The proximal convoluted tubules consisted of columnar epithelial cells. The apical border of these cells joined together by tight junction and beard short microvilli. The basal border beard basal interdigitation. Then at the older ages, the apical border occupied by dense microvilli. The basal striation occupied by mitochondria. The cytoplasm contained many profiles of rER, ribosomes and abundant lipid droplets. Adjacent cells joined by tight junction and desmosomes. The basal half of the cells of distal convoluted tubules occupied by abundant elongated mitochondria, while the apical border was provided by short microvilli. Then the basal border of the oldest ages contained numerous elongated mitochondria situated between the basal striation.

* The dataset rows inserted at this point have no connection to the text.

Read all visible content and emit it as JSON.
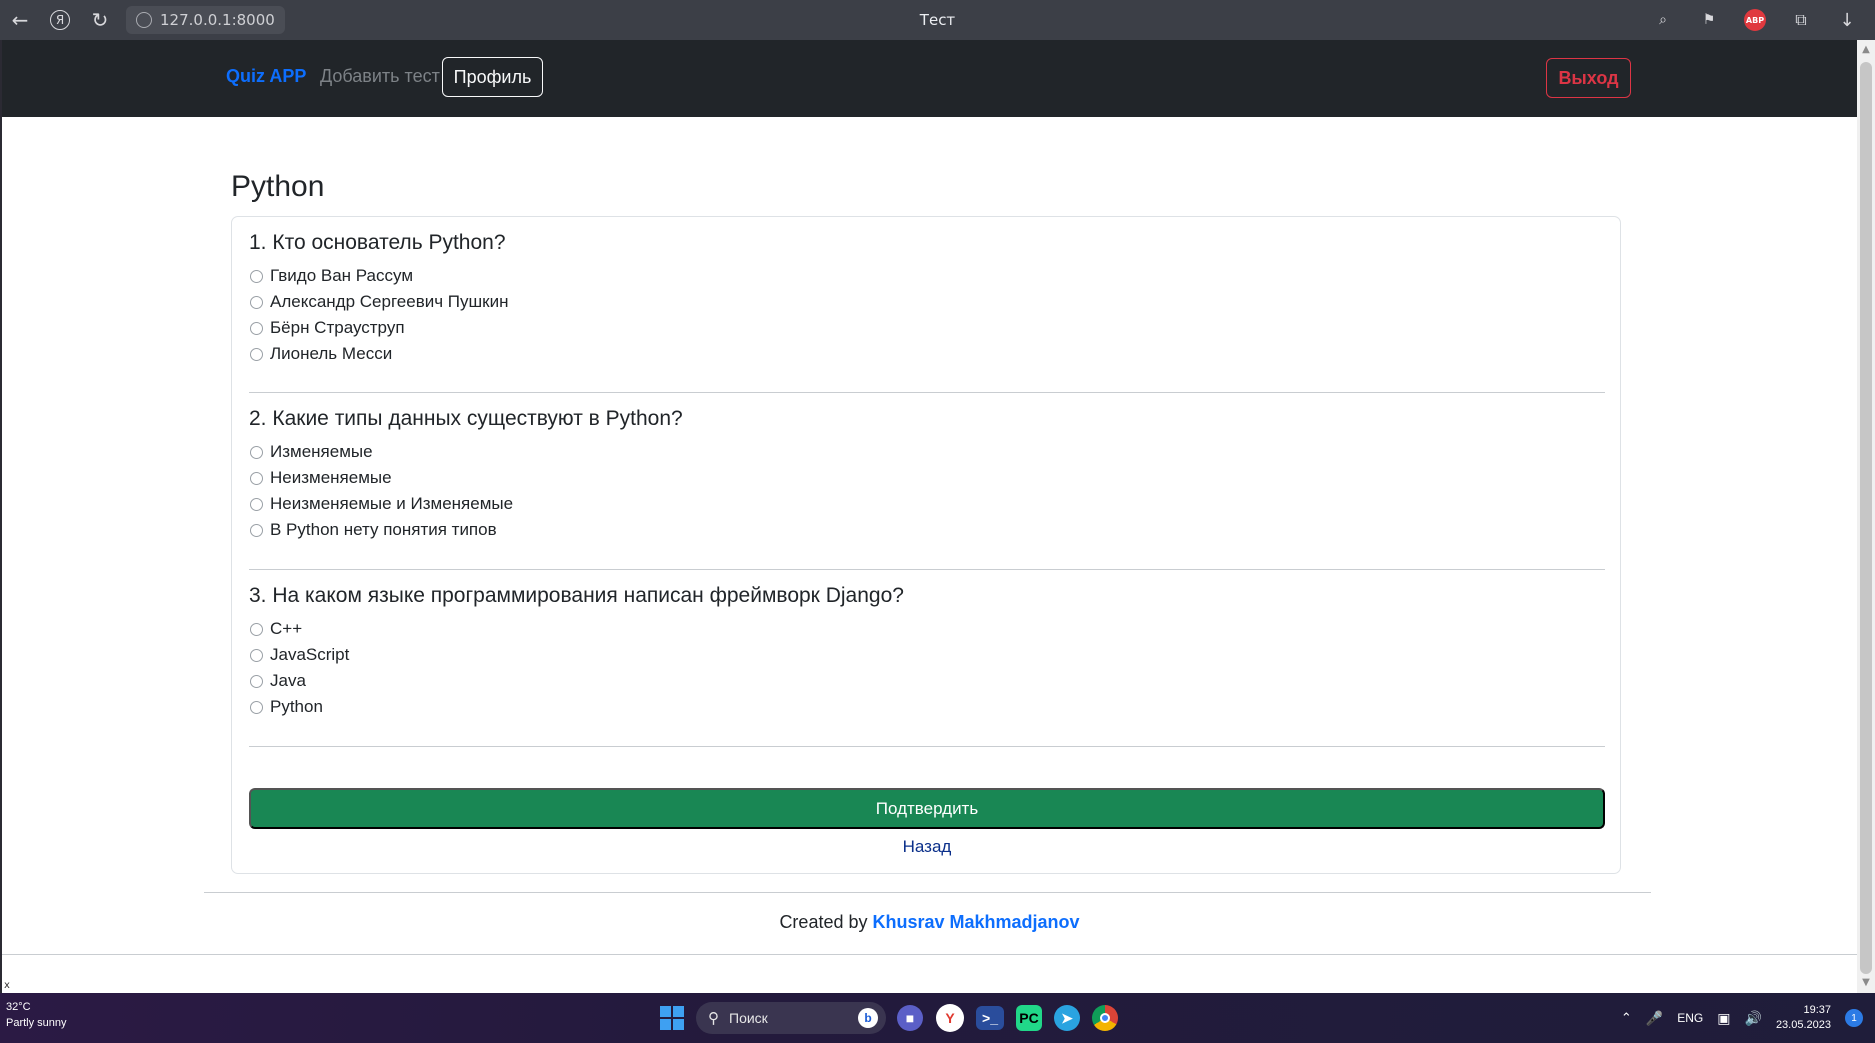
{
  "browser": {
    "url": "127.0.0.1:8000",
    "tab_title": "Тест",
    "abp_label": "ABP"
  },
  "navbar": {
    "brand": "Quiz APP",
    "add_test": "Добавить тест",
    "profile": "Профиль",
    "logout": "Выход"
  },
  "quiz": {
    "title": "Python",
    "questions": [
      {
        "title": "1. Кто основатель Python?",
        "options": [
          "Гвидо Ван Рассум",
          "Александр Сергеевич Пушкин",
          "Бёрн Страуструп",
          "Лионель Месси"
        ]
      },
      {
        "title": "2. Какие типы данных существуют в Python?",
        "options": [
          "Изменяемые",
          "Неизменяемые",
          "Неизменяемые и Изменяемые",
          "В Python нету понятия типов"
        ]
      },
      {
        "title": "3. На каком языке программирования написан фреймворк Django?",
        "options": [
          "C++",
          "JavaScript",
          "Java",
          "Python"
        ]
      }
    ],
    "submit": "Подтвердить",
    "back": "Назад"
  },
  "footer": {
    "created_by": "Created by ",
    "author": "Khusrav Makhmadjanov"
  },
  "misc": {
    "stray_x": "x"
  },
  "taskbar": {
    "weather_temp": "32°C",
    "weather_desc": "Partly sunny",
    "search_placeholder": "Поиск",
    "language": "ENG",
    "time": "19:37",
    "date": "23.05.2023",
    "notification_count": "1"
  }
}
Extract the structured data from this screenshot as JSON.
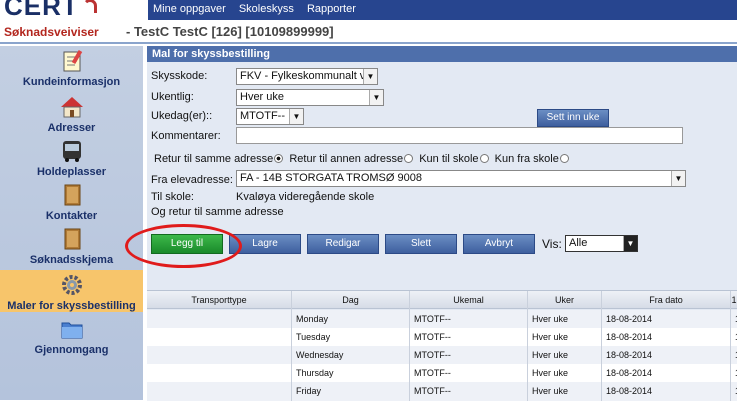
{
  "app": {
    "logo": "CERT",
    "title": "Søknadsveiviser",
    "person": "- TestC TestC [126] [10109899999]"
  },
  "top_nav": [
    "Mine oppgaver",
    "Skoleskyss",
    "Rapporter"
  ],
  "sidebar": [
    {
      "label": "Kundeinformasjon",
      "icon": "notepad-icon"
    },
    {
      "label": "Adresser",
      "icon": "house-icon"
    },
    {
      "label": "Holdeplasser",
      "icon": "bus-icon"
    },
    {
      "label": "Kontakter",
      "icon": "book-icon"
    },
    {
      "label": "Søknadsskjema",
      "icon": "book-icon"
    },
    {
      "label": "Maler for skyssbestilling",
      "icon": "gear-icon",
      "active": true
    },
    {
      "label": "Gjennomgang",
      "icon": "folder-icon"
    }
  ],
  "form": {
    "title": "Mal for skyssbestilling",
    "skysskode_label": "Skysskode:",
    "skysskode_value": "FKV - Fylkeskommunalt v",
    "ukentlig_label": "Ukentlig:",
    "ukentlig_value": "Hver uke",
    "ukedag_label": "Ukedag(er)::",
    "ukedag_value": "MTOTF--",
    "sett_inn_uke": "Sett inn uke",
    "kommentarer_label": "Kommentarer:",
    "kommentarer_value": "",
    "radios": [
      {
        "label": "Retur til samme adresse",
        "checked": true
      },
      {
        "label": "Retur til annen adresse",
        "checked": false
      },
      {
        "label": "Kun til skole",
        "checked": false
      },
      {
        "label": "Kun fra skole",
        "checked": false
      }
    ],
    "fra_label": "Fra elevadresse:",
    "fra_value": "FA - 14B STORGATA TROMSØ 9008",
    "til_label": "Til skole:",
    "til_value": "Kvaløya videregående skole",
    "retur_text": "Og retur til samme adresse"
  },
  "buttons": {
    "legg_til": "Legg til",
    "lagre": "Lagre",
    "redigar": "Redigar",
    "slett": "Slett",
    "avbryt": "Avbryt",
    "vis_label": "Vis:",
    "vis_value": "Alle"
  },
  "table": {
    "columns": [
      "Transporttype",
      "Dag",
      "Ukemal",
      "Uker",
      "Fra dato",
      "1"
    ],
    "rows": [
      [
        "",
        "Monday",
        "MTOTF--",
        "Hver uke",
        "18-08-2014",
        "1"
      ],
      [
        "",
        "Tuesday",
        "MTOTF--",
        "Hver uke",
        "18-08-2014",
        "1"
      ],
      [
        "",
        "Wednesday",
        "MTOTF--",
        "Hver uke",
        "18-08-2014",
        "1"
      ],
      [
        "",
        "Thursday",
        "MTOTF--",
        "Hver uke",
        "18-08-2014",
        "1"
      ],
      [
        "",
        "Friday",
        "MTOTF--",
        "Hver uke",
        "18-08-2014",
        "1"
      ]
    ]
  },
  "colors": {
    "accent": "#27458f",
    "title_red": "#b3261e",
    "highlight": "#e01b1b"
  }
}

The collecting tubules composed of low columnar cells. The apical border beard very short microvilli. These cells connected together by tight junction and desmosomes. Then at older ages, the collecting tubules composed of two types of cells; light principle and dark intercalated cells. The cytoplasm of principle cells was poor in organelles, while its of the intercalated cells contained more numerous mitochondria, apical microvilli, ribosomes and rER. The renal interstitial tissue contained the fibroblasts mainly, macrophages and telocytes. The fibroblast was irregular cell body with many cell processes and the cytoplasm was poor in organelles. The telocytes were spindle cells with two long telopodes. The telopodes composed of dilated thick podoms and fibrillar-like thin podomeres. The processes of telocyte connected with the processes of fibroblast and macrophage to form a network within the interstitium.